The commitment of Federal Reserve of reining in inflation to 40-year highs is “unconditional” but also comes with the risk of higher unemployment, the central bank chief said on Thursday. Jerome Powell.
“It’s unconditional,” Powell told the Financial Services Commission of the House of Representatives when asked about the Fed’s commitment to combat inflation which, according to the central bank’s preferred measure, triples its 2 percent target.
“We really need to restore price stability…because without that we won’t be able to have a sustained period of maximum employment where the benefits are widely distributed,” he said. “It’s something we have to do, we must do.”
Powell’s testimony marked the second day in a row that congressional lawmakers grilled him about the Fed’s effort to rein in inflation, which is fueling fears of a sharp economic slowdown or recession and a sharp rise in unemployment.
On Wednesday, Powell told the Senate Banking Committee that the Fed was not trying to provoke a recession, although “it was certainly a possibility” with recent global events out of its control, making it more difficult to control price pressures without inducing a drop in activity.
Questioned by members of the House panel on Thursday, Powell said there was a risk that the Fed’s actions could lead to rising unemployment. The country’s unemployment rate stood at 3.6% in May.
“We don’t have precision tools,” he said, “so there is a risk that unemployment will go up, from what is historically low. A labor market with 4.1% or 4.3% unemployment is still a very strong labor market.” .
At the same time, however, Powell said he expects economic growth to pick up in the second half of the year after a slow start in 2022.
Price pressures have continued to mount for months, forcing the Fed to step up tightening in financial conditions in a bid to cool demand, while some supply chain issues are expected to begin to be resolved in the coming months. months.
Last week, the Fed raised its benchmark overnight rate by three-quarters of a percentage point, its biggest hike since 1994, to a range of 1.50% to 1.75%, and signaled the cost of credit would hit 3.4%. at the end of this year.

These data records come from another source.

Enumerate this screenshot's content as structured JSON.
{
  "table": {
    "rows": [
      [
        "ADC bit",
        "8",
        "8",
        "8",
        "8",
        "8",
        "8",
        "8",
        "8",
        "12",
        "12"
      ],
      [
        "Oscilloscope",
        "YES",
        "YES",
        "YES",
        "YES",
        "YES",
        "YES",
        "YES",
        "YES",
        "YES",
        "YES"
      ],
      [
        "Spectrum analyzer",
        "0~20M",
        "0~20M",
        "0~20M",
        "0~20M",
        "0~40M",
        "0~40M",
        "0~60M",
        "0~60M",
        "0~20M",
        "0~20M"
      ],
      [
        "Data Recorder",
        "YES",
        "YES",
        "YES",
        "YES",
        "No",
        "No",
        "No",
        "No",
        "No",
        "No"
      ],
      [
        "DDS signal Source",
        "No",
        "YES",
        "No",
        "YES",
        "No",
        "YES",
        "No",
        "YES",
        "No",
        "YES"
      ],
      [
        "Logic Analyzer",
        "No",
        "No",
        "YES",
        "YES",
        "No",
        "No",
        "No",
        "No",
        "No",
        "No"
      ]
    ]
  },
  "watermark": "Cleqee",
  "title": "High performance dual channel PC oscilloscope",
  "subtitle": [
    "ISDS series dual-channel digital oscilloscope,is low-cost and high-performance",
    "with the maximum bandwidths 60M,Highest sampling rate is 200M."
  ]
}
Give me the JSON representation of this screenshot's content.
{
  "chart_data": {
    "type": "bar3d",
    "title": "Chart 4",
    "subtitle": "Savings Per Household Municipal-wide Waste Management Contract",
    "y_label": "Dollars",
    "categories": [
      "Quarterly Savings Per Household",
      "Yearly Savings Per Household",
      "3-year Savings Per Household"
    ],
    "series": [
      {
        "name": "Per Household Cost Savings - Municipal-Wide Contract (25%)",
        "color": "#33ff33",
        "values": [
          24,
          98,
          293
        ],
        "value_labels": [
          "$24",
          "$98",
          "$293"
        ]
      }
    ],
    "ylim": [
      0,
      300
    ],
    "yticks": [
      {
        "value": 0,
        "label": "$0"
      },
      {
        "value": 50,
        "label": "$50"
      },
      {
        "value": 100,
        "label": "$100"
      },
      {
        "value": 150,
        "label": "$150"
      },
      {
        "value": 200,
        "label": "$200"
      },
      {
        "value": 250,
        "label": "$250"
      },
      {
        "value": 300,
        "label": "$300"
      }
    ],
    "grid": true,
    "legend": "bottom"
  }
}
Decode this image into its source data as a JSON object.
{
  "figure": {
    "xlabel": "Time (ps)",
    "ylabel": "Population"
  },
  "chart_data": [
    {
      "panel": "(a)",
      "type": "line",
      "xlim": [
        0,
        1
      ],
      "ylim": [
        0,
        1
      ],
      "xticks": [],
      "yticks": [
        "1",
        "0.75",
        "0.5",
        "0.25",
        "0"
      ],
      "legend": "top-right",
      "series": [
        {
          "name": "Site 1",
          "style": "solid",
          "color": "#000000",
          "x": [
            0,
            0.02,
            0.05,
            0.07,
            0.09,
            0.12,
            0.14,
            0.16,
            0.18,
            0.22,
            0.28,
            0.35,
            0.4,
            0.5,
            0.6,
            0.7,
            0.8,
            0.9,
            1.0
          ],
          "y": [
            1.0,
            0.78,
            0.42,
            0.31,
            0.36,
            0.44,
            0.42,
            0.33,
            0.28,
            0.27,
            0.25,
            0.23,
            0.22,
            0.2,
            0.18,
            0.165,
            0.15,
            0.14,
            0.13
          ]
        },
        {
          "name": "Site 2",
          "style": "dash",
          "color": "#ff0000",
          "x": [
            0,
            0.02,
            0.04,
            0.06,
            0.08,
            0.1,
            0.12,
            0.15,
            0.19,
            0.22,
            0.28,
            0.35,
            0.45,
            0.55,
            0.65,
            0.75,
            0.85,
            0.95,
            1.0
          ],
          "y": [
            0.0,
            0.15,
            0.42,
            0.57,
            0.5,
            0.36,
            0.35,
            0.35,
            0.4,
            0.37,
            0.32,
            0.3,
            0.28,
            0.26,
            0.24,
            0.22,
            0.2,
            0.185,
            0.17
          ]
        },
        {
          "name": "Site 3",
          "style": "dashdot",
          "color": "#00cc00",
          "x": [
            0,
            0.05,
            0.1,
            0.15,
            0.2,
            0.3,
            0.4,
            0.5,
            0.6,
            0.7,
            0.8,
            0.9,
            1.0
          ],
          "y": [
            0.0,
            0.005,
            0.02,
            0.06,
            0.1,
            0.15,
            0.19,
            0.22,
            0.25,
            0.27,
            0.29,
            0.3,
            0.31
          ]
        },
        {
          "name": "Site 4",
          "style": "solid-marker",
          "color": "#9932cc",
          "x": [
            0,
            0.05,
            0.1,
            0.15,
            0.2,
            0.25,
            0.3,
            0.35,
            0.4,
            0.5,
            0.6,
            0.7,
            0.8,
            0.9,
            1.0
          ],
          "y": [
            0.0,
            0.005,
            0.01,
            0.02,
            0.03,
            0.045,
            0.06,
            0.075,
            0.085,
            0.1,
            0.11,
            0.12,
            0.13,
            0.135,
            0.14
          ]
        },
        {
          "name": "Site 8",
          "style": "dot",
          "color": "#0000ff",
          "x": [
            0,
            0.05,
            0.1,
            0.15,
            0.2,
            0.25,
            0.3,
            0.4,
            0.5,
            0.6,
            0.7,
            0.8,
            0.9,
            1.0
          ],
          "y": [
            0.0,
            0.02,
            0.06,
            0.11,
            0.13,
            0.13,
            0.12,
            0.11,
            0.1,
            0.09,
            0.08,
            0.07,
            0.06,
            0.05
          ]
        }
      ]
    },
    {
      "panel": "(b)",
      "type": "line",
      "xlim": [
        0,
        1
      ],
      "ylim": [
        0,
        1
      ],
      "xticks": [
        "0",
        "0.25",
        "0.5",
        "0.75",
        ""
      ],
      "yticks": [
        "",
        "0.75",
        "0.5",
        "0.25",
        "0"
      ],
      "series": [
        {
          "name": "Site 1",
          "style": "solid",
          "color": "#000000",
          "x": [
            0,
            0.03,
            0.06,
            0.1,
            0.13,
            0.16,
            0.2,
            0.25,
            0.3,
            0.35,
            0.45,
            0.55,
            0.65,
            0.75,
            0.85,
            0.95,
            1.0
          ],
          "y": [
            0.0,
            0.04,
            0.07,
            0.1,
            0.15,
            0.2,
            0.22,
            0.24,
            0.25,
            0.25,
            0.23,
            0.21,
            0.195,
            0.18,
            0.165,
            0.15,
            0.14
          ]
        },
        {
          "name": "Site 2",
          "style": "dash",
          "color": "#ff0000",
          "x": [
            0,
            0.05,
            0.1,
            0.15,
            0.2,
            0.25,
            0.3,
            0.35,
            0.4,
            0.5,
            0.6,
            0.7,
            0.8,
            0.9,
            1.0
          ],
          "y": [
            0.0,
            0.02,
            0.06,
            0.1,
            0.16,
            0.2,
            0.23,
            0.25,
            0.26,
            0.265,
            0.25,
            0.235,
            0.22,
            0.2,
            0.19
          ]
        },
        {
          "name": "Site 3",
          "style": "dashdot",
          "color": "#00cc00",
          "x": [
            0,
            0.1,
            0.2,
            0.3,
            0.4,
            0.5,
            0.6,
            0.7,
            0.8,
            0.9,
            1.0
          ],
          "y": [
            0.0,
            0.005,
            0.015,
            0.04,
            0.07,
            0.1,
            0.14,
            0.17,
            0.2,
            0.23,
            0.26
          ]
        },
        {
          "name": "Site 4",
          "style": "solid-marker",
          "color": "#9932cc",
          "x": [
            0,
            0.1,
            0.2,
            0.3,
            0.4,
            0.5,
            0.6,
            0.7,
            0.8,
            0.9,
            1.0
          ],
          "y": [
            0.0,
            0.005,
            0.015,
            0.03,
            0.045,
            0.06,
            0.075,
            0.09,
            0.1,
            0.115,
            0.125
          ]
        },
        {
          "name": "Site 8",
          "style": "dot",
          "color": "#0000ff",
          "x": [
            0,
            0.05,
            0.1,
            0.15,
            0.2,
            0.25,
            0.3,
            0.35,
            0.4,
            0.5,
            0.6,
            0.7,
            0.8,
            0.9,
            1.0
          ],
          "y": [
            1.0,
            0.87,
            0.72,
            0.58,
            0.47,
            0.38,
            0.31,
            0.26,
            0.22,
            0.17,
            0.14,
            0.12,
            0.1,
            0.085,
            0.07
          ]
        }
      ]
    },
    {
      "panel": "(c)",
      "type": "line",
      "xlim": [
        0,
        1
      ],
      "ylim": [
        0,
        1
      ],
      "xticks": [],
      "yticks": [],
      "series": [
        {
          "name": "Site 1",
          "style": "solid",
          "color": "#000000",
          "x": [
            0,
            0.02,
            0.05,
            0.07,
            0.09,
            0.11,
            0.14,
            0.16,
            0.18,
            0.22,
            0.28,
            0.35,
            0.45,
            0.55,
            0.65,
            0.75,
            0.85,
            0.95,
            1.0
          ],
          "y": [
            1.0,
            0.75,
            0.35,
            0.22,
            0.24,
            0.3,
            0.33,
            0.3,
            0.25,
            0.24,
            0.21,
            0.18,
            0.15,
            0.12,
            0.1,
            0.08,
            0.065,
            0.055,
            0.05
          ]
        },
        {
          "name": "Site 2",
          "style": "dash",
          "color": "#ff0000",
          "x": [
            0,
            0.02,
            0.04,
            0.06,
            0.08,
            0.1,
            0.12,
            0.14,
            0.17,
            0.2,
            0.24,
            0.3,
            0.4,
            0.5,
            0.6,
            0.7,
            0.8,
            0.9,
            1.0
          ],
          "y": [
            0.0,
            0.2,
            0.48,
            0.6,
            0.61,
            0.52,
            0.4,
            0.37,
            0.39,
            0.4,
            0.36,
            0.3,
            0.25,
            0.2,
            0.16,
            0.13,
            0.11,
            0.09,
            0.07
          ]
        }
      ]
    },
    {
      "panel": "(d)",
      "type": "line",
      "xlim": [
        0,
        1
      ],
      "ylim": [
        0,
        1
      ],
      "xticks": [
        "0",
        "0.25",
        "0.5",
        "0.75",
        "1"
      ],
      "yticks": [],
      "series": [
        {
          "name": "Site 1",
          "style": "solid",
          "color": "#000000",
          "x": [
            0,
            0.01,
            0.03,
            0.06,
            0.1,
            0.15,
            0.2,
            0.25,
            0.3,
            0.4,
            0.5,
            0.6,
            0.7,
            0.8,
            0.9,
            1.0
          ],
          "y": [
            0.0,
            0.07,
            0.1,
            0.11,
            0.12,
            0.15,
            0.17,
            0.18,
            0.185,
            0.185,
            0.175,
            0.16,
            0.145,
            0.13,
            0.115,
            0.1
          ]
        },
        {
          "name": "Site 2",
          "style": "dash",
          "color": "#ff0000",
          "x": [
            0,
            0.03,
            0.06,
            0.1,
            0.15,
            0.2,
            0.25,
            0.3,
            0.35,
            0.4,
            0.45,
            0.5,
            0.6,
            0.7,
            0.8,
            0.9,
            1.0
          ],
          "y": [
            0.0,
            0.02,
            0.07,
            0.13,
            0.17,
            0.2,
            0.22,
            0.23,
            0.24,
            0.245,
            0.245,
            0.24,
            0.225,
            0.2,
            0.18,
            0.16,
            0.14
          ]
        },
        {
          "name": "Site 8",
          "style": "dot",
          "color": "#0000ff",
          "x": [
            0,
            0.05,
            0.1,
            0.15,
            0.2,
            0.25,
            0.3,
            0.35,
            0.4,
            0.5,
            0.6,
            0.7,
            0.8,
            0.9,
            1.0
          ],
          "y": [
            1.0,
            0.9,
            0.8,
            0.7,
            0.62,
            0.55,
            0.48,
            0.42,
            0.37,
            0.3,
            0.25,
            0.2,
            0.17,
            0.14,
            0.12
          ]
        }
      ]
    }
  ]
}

Powell also said the central bank will most likely need to raise rates by 50 or 75 basis points at its next meeting in July, and other Fed officials have since lined up to back the new aggressive stance of bringing rates to a slightly restrictive territory in the short term.
Economists polled by Reuters this week forecast the Fed would offer another 75 basis point rate hike in July, followed by a half percentage point hike in September, not returning to quarter percentage point moves until November in the estimate. closest.
There are already some tentative signs of weakening in a still red-hot job market, with claims for jobless benefits stable since falling to a more than 53-year low in March.